Good Neighbours

I’ve always believed in the concept of shopping at home.

If you can, buying things from your neighbourhood merchants just seems to make sense.   Keep the local economy flowing and the rest will take care of itself.  London has everything anyone could want or need (except an Ikea but we’ve been over that already!) and now with 2 hours of free downtown parking for December it’s even more attractive to hit Richmond Row instead of fighting for a spot at a mall.  This week I popped into Ten Thousand Villages for a notebook that I suppose I could have picked up at a dollar store. But wandering around a shop that’s dedicated to fair wages for fair work is good for the soul and the stuff they carry is unique and beautiful.  My new notebook is well made to withstand the punishment it will get and that’s worth a few more bucks to me. 

I’ve never been much of a cross-border shopper.  It’s an activity to do once in a while, in my world, and generally not for stuff I can get at home.  Today I’m zipping across the Bluewater Bridge to pick up a couple of things I know for sure aren’t available in Canada.  Oh, I’ll probably take a stroll through Target, too, because I’m human and it’s just so much darn fun!  Last time we were in Port Huron I spontaneously bought a pair of leather mules for about twenty bucks on sale.  But I will continue to buy most of my footwear – and everything else – here at home.

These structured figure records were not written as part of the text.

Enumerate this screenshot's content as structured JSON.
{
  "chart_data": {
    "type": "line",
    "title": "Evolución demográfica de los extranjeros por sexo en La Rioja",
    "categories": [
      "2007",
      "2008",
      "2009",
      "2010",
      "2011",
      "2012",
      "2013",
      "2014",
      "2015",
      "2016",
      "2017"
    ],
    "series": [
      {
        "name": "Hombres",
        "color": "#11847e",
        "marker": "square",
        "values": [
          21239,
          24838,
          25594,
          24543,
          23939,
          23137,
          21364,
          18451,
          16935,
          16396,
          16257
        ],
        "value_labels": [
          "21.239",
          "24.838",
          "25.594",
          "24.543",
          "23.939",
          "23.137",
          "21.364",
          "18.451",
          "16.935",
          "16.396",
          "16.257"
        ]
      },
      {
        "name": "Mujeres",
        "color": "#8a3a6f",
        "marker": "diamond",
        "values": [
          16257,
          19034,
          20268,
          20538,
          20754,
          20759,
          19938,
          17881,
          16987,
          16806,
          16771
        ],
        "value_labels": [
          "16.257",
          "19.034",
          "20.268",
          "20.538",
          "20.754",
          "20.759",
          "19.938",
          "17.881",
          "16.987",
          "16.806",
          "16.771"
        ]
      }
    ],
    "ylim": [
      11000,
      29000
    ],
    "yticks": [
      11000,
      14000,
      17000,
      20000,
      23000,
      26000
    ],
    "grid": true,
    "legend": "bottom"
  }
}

Sometimes shopping is a sport and for those times, nearly anything goes.  But supporting our neighbours and keeping our community’s economy churning is part – I think – of the responsibility of enjoying a good quality of life in a city you call home, whether it’s Toronto or Barrie or Sudbury or St. Thomas. A stark reminder of this came recently when I had some time to kill before an appointment downtown and my feet naturally walked toward Sugar Mountain, the retro candy haven on Richmond south of Oxford.  Only it’s gone, closed down, the sweet-filled bins removed and no new tenant yet in its spot.  The economy has claimed its share of businesses that couldn’t weather it and you have to wonder if people’s candy needs were going unfulfilled or if they were buying cheap imitations in pound-sacks from Walmart instead.  Either way, it’s a loss for the city and I hope I’m doing my part to help prevent any more merchants from closing up shop.